When Jackie Robinson Was a Coffee Executive

The baseball legend was a VP for iconic New York coffee company Chock Full o'Nuts

On the eve of the Dodger’s fateful 1957 move from Brooklyn to Los Angeles, Jackie Robinson’s baseball career was winding down. He didn’t want to play outside of New York, he wasn’t the athlete he once was, and team management was busy arranging to trade him to the New York Giants. But at the absolute last moment, in a move that was made completely in secret, the legend was swiped by another iconic New York institution: Chock Full o’Nuts.

Chock Full o’Nuts was New York’s most popular coffee shop, operating 80 locations at the height of its business. It began in 1926 as a store that actually sold roasted nuts (hence the name), but soon the Depression hit and rendered nuts a luxury good. Founder William Black pivoted to transform his stores into bargain lunch counters selling five-cent coffee and, in a nod to the original business, a sandwich known as the nutted cheese (cream cheese spread on walnut bread).

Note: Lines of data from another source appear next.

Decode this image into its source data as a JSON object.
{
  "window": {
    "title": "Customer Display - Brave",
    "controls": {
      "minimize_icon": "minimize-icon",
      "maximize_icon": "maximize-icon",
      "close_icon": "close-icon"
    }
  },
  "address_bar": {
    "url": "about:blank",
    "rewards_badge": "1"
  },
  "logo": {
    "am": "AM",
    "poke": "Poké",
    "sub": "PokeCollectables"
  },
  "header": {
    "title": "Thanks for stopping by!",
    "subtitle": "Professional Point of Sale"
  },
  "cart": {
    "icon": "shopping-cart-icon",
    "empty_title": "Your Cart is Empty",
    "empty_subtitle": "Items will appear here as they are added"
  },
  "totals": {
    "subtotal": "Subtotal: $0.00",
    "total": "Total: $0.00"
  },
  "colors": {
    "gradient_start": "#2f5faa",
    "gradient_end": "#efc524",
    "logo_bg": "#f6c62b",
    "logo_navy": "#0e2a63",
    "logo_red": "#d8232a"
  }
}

It was a simple, sensible business with fast service and hygiene (advertisements trumpeted the fact that food was touched only by tongs, never by human hands). So why, then, was Jackie Robinson brought on as Vice President of Personnel rather than something more typical for a celebrity athlete, like spokesperson? According to William Black, he simply liked Robinson and believed he would be a personable and energetic liaison between corporation and his workers. In fact, his stores were staffed with a predominately black workforce, so much that Black’s commitment to equal-opportunity hiring evoked criticism of “reverse racism.” Black believed that Robinson would bring to the table a special ability to connect with and inspire employees.

And Black was right—Jackie became intimately involved with the lives of the workers. He made visits to franchise locations, to bakeries, and to roasting facilities all over New York. He even became known for using his fame to help employees through personal issues—he testified on behalf of one coffee roaster accused of stabbing someone. He worked to help one immigrant employee bring his sons over from Jamaica.

But Robinson’s tenure at Chock Full o’Nuts was concerned with the struggles of the black community on a much more macro level as well. When the NAACP invited Robinson to chair a fundraising tour shortly after starting work at Chock Full o’Nuts, William Black told Robinson to go ahead. Not only was he essentially subsidizing Robinson’s Civil Rights work by keeping him on the payroll, but he wrote a $10,000 check to the NAACP as well. Also with Black’s backing, Robinson wrote a column for the post on race issues and vocally defended the owners of the Apollo against anti-semitism. Much of Robinson’s Civil Rights related correspondence was written on Chock Full o’Nuts letterhead.

But he also made much less fortuitous correspondence in coffee—to mark the end of the 1960 presidential campaign, Robinson sent 24 pounds of coffee to Richard and Pat Nixon. Robinson’s support of Nixon over Kennedy, a choice he later regretted, made him a more controversial figure than ever. Robert Kennedy not only excoriated him for his conservative presidential pick, but was vocal in his belief that Robinson was being used by William Black as a union-busting tool. And indeed, it was Robinson’s job to discourage union activity, a thing that made him the target of black nationalists, set off lengthy feuds with leaders from Lewis Michaux to Malcolm X to writers at The Amsterdam News. And while he cared very little about being liked by figures he saw as divisive, being liked by employees mattered to him deeply. Resentment over the unionization issue and the daily task of making firing decisions began to take their toll.

Towards the end of Robinson’s seven year tenure with Chock Full o’Nuts, he was asked to a meeting with Nelson Rockefeller (then governor of New York state) to discuss a controversial line in the company jingle, one which claimed that “better coffee [than Chock’s] even Rockefeller’s money can’t buy.” Whether Rockefeller was truly concerned about the offending lyric due to his South American Coffee interests (Black was not worried about a lawsuit, he claimed to want the publicity), or whether he was trying to poach Robinson, we’ll never know. But at the beginning of 1964, the two had struck up a mutual admiration and Robinson left Chock Full o’Nuts to join the Rockefeller presidential campaign.

In a sound off with another Hall of Famer, Bob Feller, who retired contemporaneously with Robinson, Robinson inadvertently admitted one of the great disappointments with his baseball career, saying he didn’t believe that “black players were getting an equal opportunity with whites after their playing days are through.” When Robinson began at Chock Full o’Nuts, he had hit a wall in integrating baseball and he saw the corporate world as the next place he could make some headway. Though he broke color line on business pages, he still remained a controversial figure, firmly stuck between two worlds, seen as both an agitator and a lackey. Whether he called his first retirement gig “Chock” out of affection or expediency, the experience kept him alert—downright jittery even—in his newfound relationships with American business and politics.